SOLO,(Panjimas.com) – Bersama Hizbut Tahrir Indonesia (HTI) Solo, Edi Lukito mewakili Dewan Syari’h Kota Surakarta (DSKS) turut menyampaikan protes Rancangan Undang-undang (RUU) Terorisme, Rabu (28/9/2016).
Dihadapan Abdullah AA anggota DPRD dari Hanura dan 3 anggota DPRD lainnya, Edi sepakat jika sampai saat ini definisi Terorisme masih membingungkan. Bahkan revisi RUUTerorisme yang ada saat ini dinilainya merupakan Undang-undang sampah.
“Saya sepakat pengertian dari terorisme ini belum ada. Kalau masih membayangan kenapa muncul Undang-undang, gila nggak ini Negara kita ini, saya kira gila. Yang kerja ndak ada, dibinapun tidak ada, ini lho jauh sekali. Coba Qur’an, semua orang tahu undang-undangnya jelas, pidananya jelas, perdatanya jelas. Tapi ini (RUU Terorisme) membacanya seperti sampah” ujar Ketua Laskar Umat Islam Surakarta (LUIS) itu.
Hasil dari RUU Terorisme, kata dia sama sekali tidak ada keadilan. Munculnya revisinyapun menurutnya akan memperburuk keadaan iklim keamanan Indonesia. Edi berani menantang untuk membuat RUU jika hasilnya hanya sekelas sampah.
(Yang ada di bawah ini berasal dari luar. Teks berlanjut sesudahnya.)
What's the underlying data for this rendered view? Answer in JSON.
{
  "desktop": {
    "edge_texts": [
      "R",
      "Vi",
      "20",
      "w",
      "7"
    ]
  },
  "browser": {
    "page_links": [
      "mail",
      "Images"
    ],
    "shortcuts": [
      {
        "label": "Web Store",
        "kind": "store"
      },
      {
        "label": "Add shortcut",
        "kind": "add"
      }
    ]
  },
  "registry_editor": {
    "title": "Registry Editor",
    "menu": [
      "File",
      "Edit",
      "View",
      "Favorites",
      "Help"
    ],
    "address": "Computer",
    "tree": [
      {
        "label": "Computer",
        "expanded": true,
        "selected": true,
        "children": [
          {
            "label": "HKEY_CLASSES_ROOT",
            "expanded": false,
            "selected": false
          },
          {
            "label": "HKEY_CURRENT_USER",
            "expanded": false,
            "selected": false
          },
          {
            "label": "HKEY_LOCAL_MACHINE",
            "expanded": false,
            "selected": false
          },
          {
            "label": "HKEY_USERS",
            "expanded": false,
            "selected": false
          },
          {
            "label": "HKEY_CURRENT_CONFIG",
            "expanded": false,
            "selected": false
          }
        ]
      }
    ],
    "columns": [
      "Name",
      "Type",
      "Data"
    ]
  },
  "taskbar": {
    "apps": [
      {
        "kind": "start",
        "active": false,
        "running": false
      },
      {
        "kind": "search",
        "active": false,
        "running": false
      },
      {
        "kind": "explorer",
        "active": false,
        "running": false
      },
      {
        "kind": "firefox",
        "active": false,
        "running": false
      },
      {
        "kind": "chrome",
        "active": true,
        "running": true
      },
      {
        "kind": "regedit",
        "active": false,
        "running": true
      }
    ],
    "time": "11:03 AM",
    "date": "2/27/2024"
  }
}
“Kalau ini dipaksakan, ini justru bukan menjadi baik negara ini, jadi buru. Apa ini ada kepentingan politik ya, diintervensi sampai dunia Internasional. Membuat undang-undang kan biayanya triliunan, kalau membuat undang-undang sampah kayak gini kok triliunan, siapa yang ndak bisa, saya pun bisa. Saya pribadi bisa membuat undang-undang yang kelasnya sampah” tegasnya.
Sampai saat ini, Edi mengatakan orang-orang yang dituduh terorisme justru mereka yang berperilaku baik, taat beribadah, aktif bermasyarakat. Dan sampai sekarang menurutnya sama sekali tidak ada pembelaan terhadap tertuduh terorisme.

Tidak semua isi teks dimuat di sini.